La profession de chirurgien-dentiste n’est pas épargnée par le risque de burn-out. Confrontés à la surcharge de travail, à des situations stressantes, aux pressions administratives et financières, les praticiens sont nombreux à souffrir de mal-être et d’épuisement. Des mesures ont été mises en place pour accompagner ces professionnels en souffrance.

50 % des professionnels de santé concernés par le risque burn-out.

Le burn-out, c’est pour les autres ? Non, bien au contraire, à en croire les enquêtes menées sur « ce syndrome d’épuisement émotionnel, de dépersonnalisation et de réduction de l’accomplissement personnel qui apparaît chez les individus impliqués professionnellement auprès d’autrui ».

Ainsi, selon l’étude Stéthos/SPS2 réalisée en 2015 sur « Les souffrances des professionnels de santé », 50 % des praticiens sont ou ont été concernés par le burn-out.

La souffrance psychologique n’épargne aucune catégorie professionnelle puisqu’elle touche aussi bien les infirmier(ère)s, les aide-soignant(e)s, les médecins, les pharmaciens que… les chirurgiens-dentistes.

Pour preuve : ces derniers représentent près de 5 % des répondants à la seconde étude Stéthos/SPS3 menée en 2016.

Un dispositif de dépistage et de prévention.

Devant cette situation alarmante, l'association Soins aux Professionnels en Santé (SPS) a élaboré un dispositif global d’accompagnement. Lancée en novembre 2016, la plateforme d’appel SPS, interprofessionnelle et indépendante, accessible 24h/24 et 7j/7 de manière anonyme et gratuite via un numéro vert (0 805 23 23 36) et une application mobile, offre un accueil, un suivi et, si besoin, une orientation vers des soins adaptés (consultations physiques ou unités dédiées). À ce jour, sur les 2 500 appels déjà pris en charge par les 60 psychologues formés de la plateforme, environ 5 % proviennent de chirurgiens-dentistes, avec comme premier motif.

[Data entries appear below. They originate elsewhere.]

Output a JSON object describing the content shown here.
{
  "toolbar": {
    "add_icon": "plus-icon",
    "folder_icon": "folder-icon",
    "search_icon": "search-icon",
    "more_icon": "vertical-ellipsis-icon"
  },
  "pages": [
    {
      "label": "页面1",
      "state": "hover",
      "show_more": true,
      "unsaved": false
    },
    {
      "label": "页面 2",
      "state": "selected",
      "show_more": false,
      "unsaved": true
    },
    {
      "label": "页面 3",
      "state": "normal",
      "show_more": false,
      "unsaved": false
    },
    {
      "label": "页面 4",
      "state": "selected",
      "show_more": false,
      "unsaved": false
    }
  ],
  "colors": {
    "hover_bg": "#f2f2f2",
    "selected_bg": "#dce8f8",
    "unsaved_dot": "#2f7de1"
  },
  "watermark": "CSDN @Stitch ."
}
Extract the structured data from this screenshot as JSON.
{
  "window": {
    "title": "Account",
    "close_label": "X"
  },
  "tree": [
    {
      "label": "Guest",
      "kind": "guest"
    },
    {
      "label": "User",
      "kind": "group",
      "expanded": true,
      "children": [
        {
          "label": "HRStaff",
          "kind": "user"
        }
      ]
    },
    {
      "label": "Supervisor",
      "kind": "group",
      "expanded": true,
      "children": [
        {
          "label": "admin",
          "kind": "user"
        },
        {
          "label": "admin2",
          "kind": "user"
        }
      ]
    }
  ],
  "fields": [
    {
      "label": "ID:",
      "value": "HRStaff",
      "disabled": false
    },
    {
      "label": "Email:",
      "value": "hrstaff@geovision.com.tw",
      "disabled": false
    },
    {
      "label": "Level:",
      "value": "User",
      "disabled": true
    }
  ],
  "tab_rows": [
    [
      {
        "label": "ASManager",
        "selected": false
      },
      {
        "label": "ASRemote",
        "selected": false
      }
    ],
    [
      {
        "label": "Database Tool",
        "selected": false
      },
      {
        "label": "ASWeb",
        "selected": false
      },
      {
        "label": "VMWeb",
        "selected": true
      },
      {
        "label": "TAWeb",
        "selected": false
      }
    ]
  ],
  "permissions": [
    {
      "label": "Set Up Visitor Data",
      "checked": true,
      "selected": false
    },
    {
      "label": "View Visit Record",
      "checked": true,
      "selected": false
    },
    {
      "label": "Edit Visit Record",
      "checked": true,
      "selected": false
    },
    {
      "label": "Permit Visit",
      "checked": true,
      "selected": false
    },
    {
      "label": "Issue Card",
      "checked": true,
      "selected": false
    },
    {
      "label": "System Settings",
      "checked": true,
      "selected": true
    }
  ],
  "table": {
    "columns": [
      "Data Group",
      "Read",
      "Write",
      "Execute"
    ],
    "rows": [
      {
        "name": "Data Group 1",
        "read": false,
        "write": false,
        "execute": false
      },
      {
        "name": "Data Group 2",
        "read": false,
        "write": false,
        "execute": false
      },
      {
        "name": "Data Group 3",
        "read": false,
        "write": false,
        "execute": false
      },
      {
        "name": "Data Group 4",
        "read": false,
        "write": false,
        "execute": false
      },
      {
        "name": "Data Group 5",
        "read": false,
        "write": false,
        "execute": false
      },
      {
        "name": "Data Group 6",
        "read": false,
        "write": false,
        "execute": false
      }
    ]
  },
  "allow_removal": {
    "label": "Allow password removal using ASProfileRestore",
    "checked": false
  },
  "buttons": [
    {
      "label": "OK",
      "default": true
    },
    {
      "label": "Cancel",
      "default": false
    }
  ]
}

Afin d’accueillir les soignants en ambulatoire, SPS a mis en place le premier réseau national psychosocial rassemblant psychologues, médecins généralistes et psychiatres formés en collaboration avec le réseau Souffrance et Travail.

Le burn-out s’installe en 3 temps.

  • 1er temps : l’épuisement

Cet épuisement est émotionnel et physique. L’individu se sent vidé, exténué. Il est aussi fatigué le matin que le soir. Il est « au bout du rouleau ».

  • 2ème temps : le cynisme 

Pour se protéger de cet épuisement et de toute la déception qu’il engendre, l’individu se réfugie dans une attitude froide et distante par rapport aux gens qu’il côtoie.

  • 3ème temps :l’inefficacité

L’individu a la sensation de ne pas être à la hauteur. Chaque nouveau projet devient insurmontable. Cette perte de confiance en soi implique souvent que les autres ne lui font plus confiance.